One comment on “ISC review of Barbarians at the Gates of the Public Library

  1. Ugh…I normally respect John Pateman a great deal, but that review was awful. Maybe I am a just a “psuedo-marxist” after all. And again, he’s got the UK perspective, mine’s solidly U.S.

    Pateman’s dismissal of the notion of low or banal in culture does not hold up to scrutiny, for it, too, is a “tool of the capitalist state”, which a cursory reading of:

    Make-Believe Media: The Politics of Entertainment (Paperback)
    by Michael Parenti (Author)
    # Publisher: Wadsworth Publishing; 1 edition (November 15, 1991)
    # Language: English
    # ISBN-10: 0312056036
    # ISBN-13: 978-0312056032

    Would have made clear…

    Pateman has way more faith and trust in the working class to liberate itself than even Lenin did.
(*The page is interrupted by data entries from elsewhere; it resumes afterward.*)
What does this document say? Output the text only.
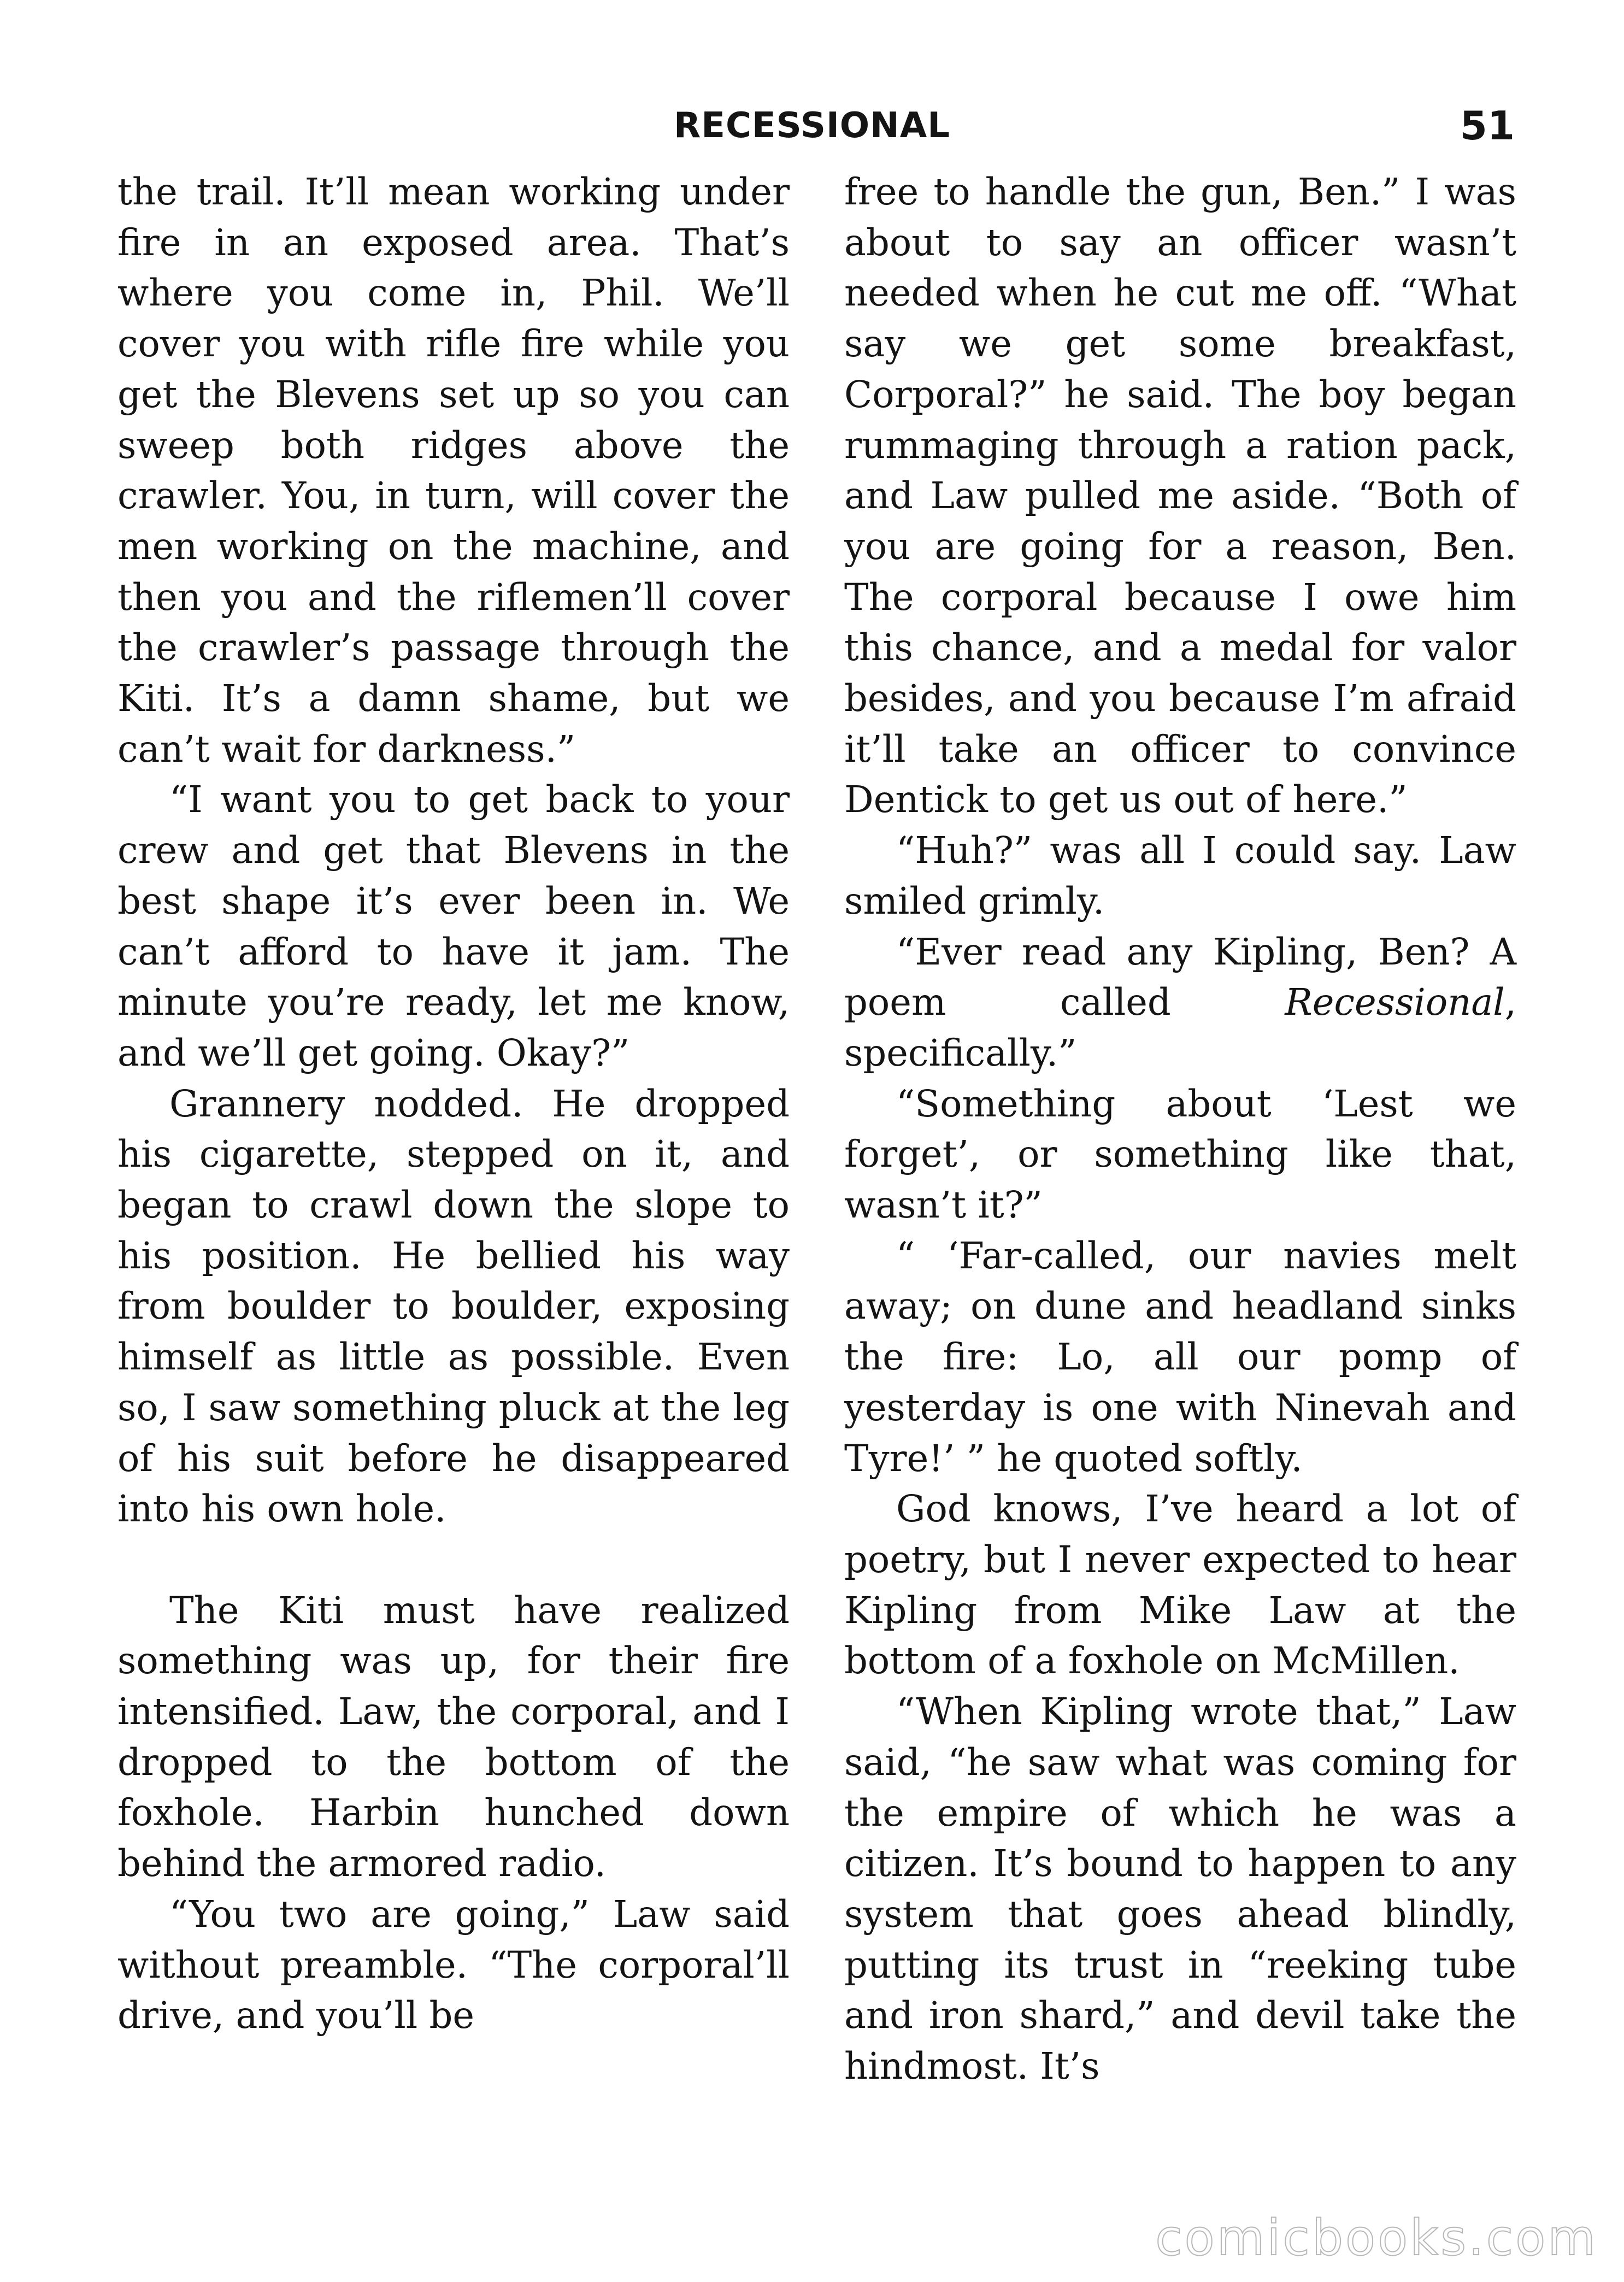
RECESSIONAL	51

the trail. It’ll mean working under fire in an exposed area. That’s where you come in, Phil. We’ll cover you with rifle fire while you get the Blevens set up so you can sweep both ridges above the crawler. You, in turn, will cover the men working on the machine, and then you and the riflemen’ll cover the crawler’s passage through the Kiti. It’s a damn shame, but we can’t wait for darkness.”

“I want you to get back to your crew and get that Blevens in the best shape it’s ever been in. We can’t afford to have it jam. The minute you’re ready, let me know, and we’ll get going. Okay?”

Grannery nodded. He dropped his cigarette, stepped on it, and began to crawl down the slope to his position. He bellied his way from boulder to boulder, exposing himself as little as possible. Even so, I saw something pluck at the leg of his suit before he disappeared into his own hole.

The Kiti must have realized something was up, for their fire intensified. Law, the corporal, and I dropped to the bottom of the foxhole. Harbin hunched down behind the armored radio.

“You two are going,” Law said without preamble. “The corporal’ll drive, and you’ll be

free to handle the gun, Ben.” I was about to say an officer wasn’t needed when he cut me off. “What say we get some breakfast, Corporal?” he said. The boy began rummaging through a ration pack, and Law pulled me aside. “Both of you are going for a reason, Ben. The corporal because I owe him this chance, and a medal for valor besides, and you because I’m afraid it’ll take an officer to convince Dentick to get us out of here.”

“Huh?” was all I could say. Law smiled grimly.

“Ever read any Kipling, Ben? A poem called Recessional, specifically.”

“Something about ‘Lest we forget’, or something like that, wasn’t it?”

“ ‘Far-called, our navies melt away; on dune and headland sinks the fire: Lo, all our pomp of yesterday is one with Ninevah and Tyre!’ ” he quoted softly.

God knows, I’ve heard a lot of poetry, but I never expected to hear Kipling from Mike Law at the bottom of a foxhole on McMillen.

“When Kipling wrote that,” Law said, “he saw what was coming for the empire of which he was a citizen. It’s bound to happen to any system that goes ahead blindly, putting its trust in “reeking tube and iron shard,” and devil take the hindmost. It’s

comicbooks.com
Like or no, Marx had a middle class background. As did Lenin. And early socialist movements had a very strong component of education in them. Before they could get around to advising the working class what to read they had to first tackle the business of teaching them simply TO read. And early socialist movements did provide their own reader advisory of a sorts…the IWW flatly said “don’t read capitalist newspapers”. Why? Because unless you’re a (gasp!) somewhat sophisticated, intellectually developed reader, they will snow-job you quite easily.

    Now, I happen to like Emma Goldman’s quote “If voting changed anything, they’d make it illegal”; It’s an expression of turn of the century frustration and despair. I get where she’s coming from.

    But in the contemporary era of Blackbox e-voting…I think the powers that be are afraid they JUST MIGHT change something, so now they have to be hacked and stolen.

    The height of political achievement for working class Americans was probably the presidency of Franklin Delano Roosevelt, another tool of the capitalist state, yes, but who wouldn’t have been possible as a political phenomenon without Sen. Huey Long of Louisiana to his Left, and a still kicking Socialist party to HIS Left, driving things along. Sen. Long forced FDR to go further Left than even FDR wanted to go. FDR, yes, aimed to save the capitalist system from itself…and was despised, called a socialist, and even had an abortive coup’d’etat plotted against him by members of the very class interests he was supposedly “saving”.

    Maybe I’m just a hopelessly naive Fabian Socialist for being unwilling to defer betterment of my fellow man until the Glorious Revolution comes…I just prefer to roll up my sleeves and make things slightly better NOW.

    Public-service Libraries (I include in that rubric Academic and School libraries) may very well be to some degree “tools of the capitalist state”, but I would hold the key thing to remember is that they are CONTESTED GROUND. They are in other respects socialist anomalies in an otherwise capitalist economy. They are Public Sector entities in a country (USA) that exalts the Private Sector to almost mythic status. They are threatened by hyper-capitalist rollback and are worthy of defending.

    Without education and guidance, the working class (especially poor whites in the southeastern USA), left to its own devices, is far more likely to go in a Nationalist-Fascist direction. Some lower-middle and working class whites have a rebellious (Anarcho-)Libertarian orientation, a kind of Rightish populism that I can respect on some level, and has potential to be anti-corporate-capitalist, but…without dialogue, sustained reading of expository prose, engaged discussion of those readings, etc…I’m just not sure how things will play out.

    “Subversion @ your Library”

    …is still possible, is desirable, and the contested ground of Public Libraries as a whole is worth of defense against Neoliberal (and NeoCon) onslaught.

    All that being said, I would be interested to hear more about the UK library innovations of which Pateman speaks…he is addressing a UK audience who presumably already knows what he’s talking about, but some elaboration and background for those of us on this side of the pond would be welcome; I certainly allow that we could learn something useful from such innovations, whatever theoretical disagreements I may have with Mr. Pateman.